It Is Built, And Is An Enormous Pile, And Would Be
Handsome But For A Terribly Ambitious Grecian Doorway.
It is built,
as far as the walls and roof are concerned, but in all other
respects is unfinished.
I was told that the shares of the original
stockholders were now worth nothing. A shareholder, who so told me,
seemed to regard this as the ordinary course of business.
The great glory of the town is the "levee," as it is called, or the
long river beach up to which the steamers are brought with their
bows to the shore. It is an esplanade looking on to the river, not
built with quays or wharves, as would be the case with us, but with
a sloping bank running down to the water. In the good days of peace
a hundred vessels were to be seen here, each with its double
funnels. The line of them seemed to be never ending even when I was
there, but then a very large proportion of them were lying idle.
They resemble huge, wooden houses, apparently of frail architecture,
floating upon the water. Each has its double row of balconies
running round it, and the lower or ground floor is open throughout.
The upper stories are propped and supported on ugly sticks and
rickety-looking beams; so that the first appearance does not convey
any great idea of security to a stranger. They are always painted
white, and the paint is always very dirty. When they begin to move,
they moan and groan in melancholy tones which are subversive of all
comfort; and as they continue on their courses they puff and
bluster, and are forever threatening to burst and shatter themselves
to pieces. There they lie, in a continuous line nearly a mile in
length, along the levee of St. Louis, dirty, dingy, and now, alas!
mute. They have ceased to groan and puff, and, if this war be
continued for six months longer, will become rotten and useless as
they lie.
They boast at St. Louis that they command 46,000 miles of navigable
river water, counting the great rivers up and down from that place.

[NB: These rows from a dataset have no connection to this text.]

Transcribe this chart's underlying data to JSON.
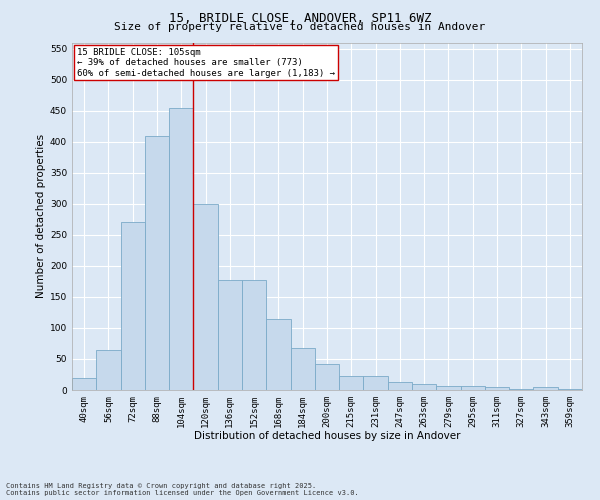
{
  "title": "15, BRIDLE CLOSE, ANDOVER, SP11 6WZ",
  "subtitle": "Size of property relative to detached houses in Andover",
  "xlabel": "Distribution of detached houses by size in Andover",
  "ylabel": "Number of detached properties",
  "bar_labels": [
    "40sqm",
    "56sqm",
    "72sqm",
    "88sqm",
    "104sqm",
    "120sqm",
    "136sqm",
    "152sqm",
    "168sqm",
    "184sqm",
    "200sqm",
    "215sqm",
    "231sqm",
    "247sqm",
    "263sqm",
    "279sqm",
    "295sqm",
    "311sqm",
    "327sqm",
    "343sqm",
    "359sqm"
  ],
  "bar_values": [
    20,
    65,
    270,
    410,
    455,
    300,
    178,
    178,
    115,
    68,
    42,
    23,
    23,
    13,
    10,
    6,
    7,
    5,
    2,
    5,
    2
  ],
  "bar_color": "#c6d9ec",
  "bar_edge_color": "#7aaac8",
  "vline_x": 4.5,
  "vline_color": "#cc0000",
  "ylim": [
    0,
    560
  ],
  "yticks": [
    0,
    50,
    100,
    150,
    200,
    250,
    300,
    350,
    400,
    450,
    500,
    550
  ],
  "annotation_text": "15 BRIDLE CLOSE: 105sqm\n← 39% of detached houses are smaller (773)\n60% of semi-detached houses are larger (1,183) →",
  "annotation_box_facecolor": "#ffffff",
  "annotation_box_edgecolor": "#cc0000",
  "footer_text": "Contains HM Land Registry data © Crown copyright and database right 2025.\nContains public sector information licensed under the Open Government Licence v3.0.",
  "bg_color": "#dce8f5",
  "plot_bg_color": "#dce8f5",
  "title_fontsize": 9,
  "subtitle_fontsize": 8,
  "tick_fontsize": 6.5,
  "ylabel_fontsize": 7.5,
  "xlabel_fontsize": 7.5,
  "annotation_fontsize": 6.5,
  "footer_fontsize": 5
}
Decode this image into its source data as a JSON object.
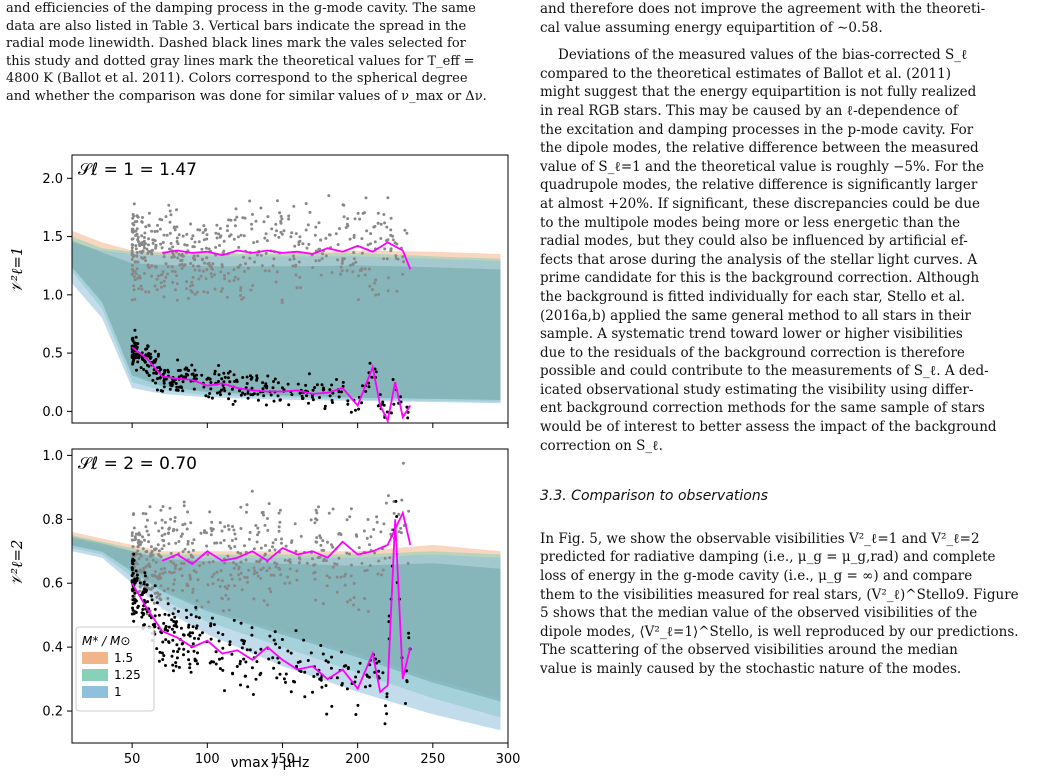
{
  "left": {
    "caption": [
      "and efficiencies of the damping process in the g-mode cavity. The same",
      "data are also listed in Table 3. Vertical bars indicate the spread in the",
      "radial mode linewidth. Dashed black lines mark the vales selected for",
      "this study and dotted gray lines mark the theoretical values for T_eff =",
      "4800 K (Ballot et al. 2011). Colors correspond to the spherical degree",
      "and whether the comparison was done for similar values of ν_max or Δν."
    ]
  },
  "right": {
    "p1": [
      "and therefore does not improve the agreement with the theoreti-",
      "cal value assuming energy equipartition of ∼0.58."
    ],
    "p2": [
      "Deviations of the measured values of the bias-corrected S_ℓ",
      "compared to the theoretical estimates of Ballot et al. (2011)",
      "might suggest that the energy equipartition is not fully realized",
      "in real RGB stars. This may be caused by an ℓ-dependence of",
      "the excitation and damping processes in the p-mode cavity. For",
      "the dipole modes, the relative difference between the measured",
      "value of S_ℓ=1 and the theoretical value is roughly −5%. For the",
      "quadrupole modes, the relative difference is significantly larger",
      "at almost +20%. If significant, these discrepancies could be due",
      "to the multipole modes being more or less energetic than the",
      "radial modes, but they could also be influenced by artificial ef-",
      "fects that arose during the analysis of the stellar light curves. A",
      "prime candidate for this is the background correction. Although",
      "the background is fitted individually for each star, Stello et al.",
      "(2016a,b) applied the same general method to all stars in their",
      "sample. A systematic trend toward lower or higher visibilities",
      "due to the residuals of the background correction is therefore",
      "possible and could contribute to the measurements of S_ℓ. A ded-",
      "icated observational study estimating the visibility using differ-",
      "ent background correction methods for the same sample of stars",
      "would be of interest to better assess the impact of the background",
      "correction on S_ℓ."
    ],
    "section": "3.3. Comparison to observations",
    "p3": [
      "In Fig. 5, we show the observable visibilities V²_ℓ=1 and V²_ℓ=2",
      "predicted for radiative damping (i.e., μ_g = μ_g,rad) and complete",
      "loss of energy in the g-mode cavity (i.e., μ_g = ∞) and compare",
      "them to the visibilities measured for real stars, (V²_ℓ)^Stello9. Figure",
      "5 shows that the median value of the observed visibilities of the",
      "dipole modes, ⟨V²_ℓ=1⟩^Stello, is well reproduced by our predictions.",
      "The scattering of the observed visibilities around the median",
      "value is mainly caused by the stochastic nature of the modes."
    ]
  },
  "figure": {
    "top_annotation": "𝒮ℓ = 1 = 1.47",
    "bottom_annotation": "𝒮ℓ = 2 = 0.70",
    "top_ylabel": "𝒱²ℓ=1",
    "bottom_ylabel": "𝒱²ℓ=2",
    "xlabel": "νmax / μHz",
    "legend_title": "M* / M⊙",
    "legend_items": [
      "1.5",
      "1.25",
      "1"
    ]
  },
  "chart_data": [
    {
      "type": "scatter",
      "title": "",
      "annotation": "𝒮ℓ = 1 = 1.47",
      "xlabel": "",
      "ylabel": "𝒱²ℓ=1",
      "xlim": [
        10,
        300
      ],
      "ylim": [
        -0.1,
        2.2
      ],
      "x_ticks": [
        50,
        100,
        150,
        200,
        250,
        300
      ],
      "y_ticks": [
        0.0,
        0.5,
        1.0,
        1.5,
        2.0
      ],
      "band_colors": {
        "1.5": "#f2b48a",
        "1.25": "#86d1b8",
        "1": "#8fc0dc",
        "overlap": "#2e7d83"
      },
      "series": [
        {
          "name": "1.5",
          "x": [
            10,
            30,
            50,
            70,
            100,
            150,
            200,
            250,
            295
          ],
          "upper": [
            1.55,
            1.45,
            1.38,
            1.37,
            1.36,
            1.36,
            1.38,
            1.37,
            1.35
          ],
          "lower": [
            1.25,
            0.95,
            0.32,
            0.22,
            0.17,
            0.14,
            0.12,
            0.11,
            0.1
          ]
        },
        {
          "name": "1.25",
          "x": [
            10,
            30,
            50,
            70,
            100,
            150,
            200,
            250,
            295
          ],
          "upper": [
            1.5,
            1.4,
            1.37,
            1.36,
            1.35,
            1.35,
            1.36,
            1.33,
            1.31
          ],
          "lower": [
            1.2,
            0.88,
            0.25,
            0.18,
            0.14,
            0.12,
            0.1,
            0.09,
            0.08
          ]
        },
        {
          "name": "1",
          "x": [
            10,
            30,
            50,
            70,
            100,
            150,
            200,
            250,
            295
          ],
          "upper": [
            1.45,
            1.38,
            1.35,
            1.34,
            1.33,
            1.33,
            1.33,
            1.31,
            1.29
          ],
          "lower": [
            1.1,
            0.8,
            0.2,
            0.15,
            0.12,
            0.1,
            0.09,
            0.08,
            0.07
          ]
        }
      ],
      "median_high": {
        "x": [
          70,
          80,
          90,
          100,
          110,
          120,
          130,
          140,
          150,
          160,
          170,
          180,
          190,
          200,
          210,
          220,
          230,
          235
        ],
        "y": [
          1.36,
          1.38,
          1.36,
          1.37,
          1.34,
          1.38,
          1.36,
          1.38,
          1.36,
          1.37,
          1.35,
          1.4,
          1.37,
          1.42,
          1.37,
          1.45,
          1.38,
          1.22
        ]
      },
      "median_low": {
        "x": [
          50,
          60,
          70,
          80,
          90,
          100,
          110,
          120,
          130,
          140,
          150,
          160,
          170,
          180,
          190,
          200,
          210,
          215,
          220,
          225,
          230,
          235
        ],
        "y": [
          0.55,
          0.45,
          0.3,
          0.28,
          0.27,
          0.22,
          0.24,
          0.2,
          0.18,
          0.17,
          0.17,
          0.18,
          0.15,
          0.16,
          0.2,
          0.05,
          0.38,
          0.05,
          -0.08,
          0.25,
          -0.05,
          0.05
        ]
      }
    },
    {
      "type": "scatter",
      "title": "",
      "annotation": "𝒮ℓ = 2 = 0.70",
      "xlabel": "νmax / μHz",
      "ylabel": "𝒱²ℓ=2",
      "xlim": [
        10,
        300
      ],
      "ylim": [
        0.1,
        1.02
      ],
      "x_ticks": [
        50,
        100,
        150,
        200,
        250,
        300
      ],
      "y_ticks": [
        0.2,
        0.4,
        0.6,
        0.8,
        1.0
      ],
      "legend": {
        "title": "M* / M⊙",
        "entries": [
          "1.5",
          "1.25",
          "1"
        ],
        "position": "lower-left"
      },
      "series": [
        {
          "name": "1.5",
          "x": [
            10,
            30,
            50,
            70,
            100,
            150,
            200,
            250,
            295
          ],
          "upper": [
            0.76,
            0.74,
            0.72,
            0.7,
            0.7,
            0.7,
            0.7,
            0.72,
            0.7
          ],
          "lower": [
            0.72,
            0.7,
            0.64,
            0.58,
            0.52,
            0.45,
            0.38,
            0.3,
            0.24
          ]
        },
        {
          "name": "1.25",
          "x": [
            10,
            30,
            50,
            70,
            100,
            150,
            200,
            250,
            295
          ],
          "upper": [
            0.75,
            0.73,
            0.71,
            0.69,
            0.69,
            0.69,
            0.69,
            0.7,
            0.69
          ],
          "lower": [
            0.71,
            0.69,
            0.62,
            0.55,
            0.48,
            0.4,
            0.32,
            0.24,
            0.18
          ]
        },
        {
          "name": "1",
          "x": [
            10,
            30,
            50,
            70,
            100,
            150,
            200,
            250,
            295
          ],
          "upper": [
            0.74,
            0.72,
            0.7,
            0.68,
            0.68,
            0.68,
            0.68,
            0.69,
            0.68
          ],
          "lower": [
            0.7,
            0.68,
            0.6,
            0.52,
            0.44,
            0.34,
            0.26,
            0.19,
            0.14
          ]
        }
      ],
      "median_high": {
        "x": [
          70,
          80,
          90,
          100,
          110,
          120,
          130,
          140,
          150,
          160,
          170,
          180,
          190,
          200,
          210,
          220,
          230,
          235
        ],
        "y": [
          0.67,
          0.69,
          0.66,
          0.7,
          0.67,
          0.68,
          0.7,
          0.67,
          0.71,
          0.69,
          0.7,
          0.68,
          0.73,
          0.69,
          0.7,
          0.72,
          0.82,
          0.72
        ]
      },
      "median_low": {
        "x": [
          50,
          60,
          70,
          80,
          90,
          100,
          110,
          120,
          130,
          140,
          150,
          160,
          170,
          180,
          190,
          200,
          210,
          215,
          220,
          225,
          230,
          235
        ],
        "y": [
          0.6,
          0.52,
          0.45,
          0.43,
          0.4,
          0.42,
          0.38,
          0.39,
          0.36,
          0.4,
          0.36,
          0.33,
          0.34,
          0.3,
          0.33,
          0.27,
          0.38,
          0.26,
          0.28,
          0.8,
          0.3,
          0.4
        ]
      }
    }
  ]
}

These rivers are chiefly the Mississippi; the Missouri and Ohio,
which fall into the Mississippi near St. Louis; the Platte and
Kansas Rivers, tributaries of the Missouri; the Illinois, and the
Wisconsin. All these are open to steamers, and all of them traverse
regions rich in corn, in coal, in metals, or in timber. These
ready-made highways of the world center, as it were, at St. Louis,
and make it the depot of the carrying trade of all that vast
country. Minnesota is 1500 miles above New Orleans, but the wheat
of Minnesota can be brought down the whole distance without change
of the vessel in which it is first deposited. It would seem to be
impossible that a country so blessed should not become rich. It
must be remembered that these rivers flow through lands that have
never yet been surpassed in natural fertility.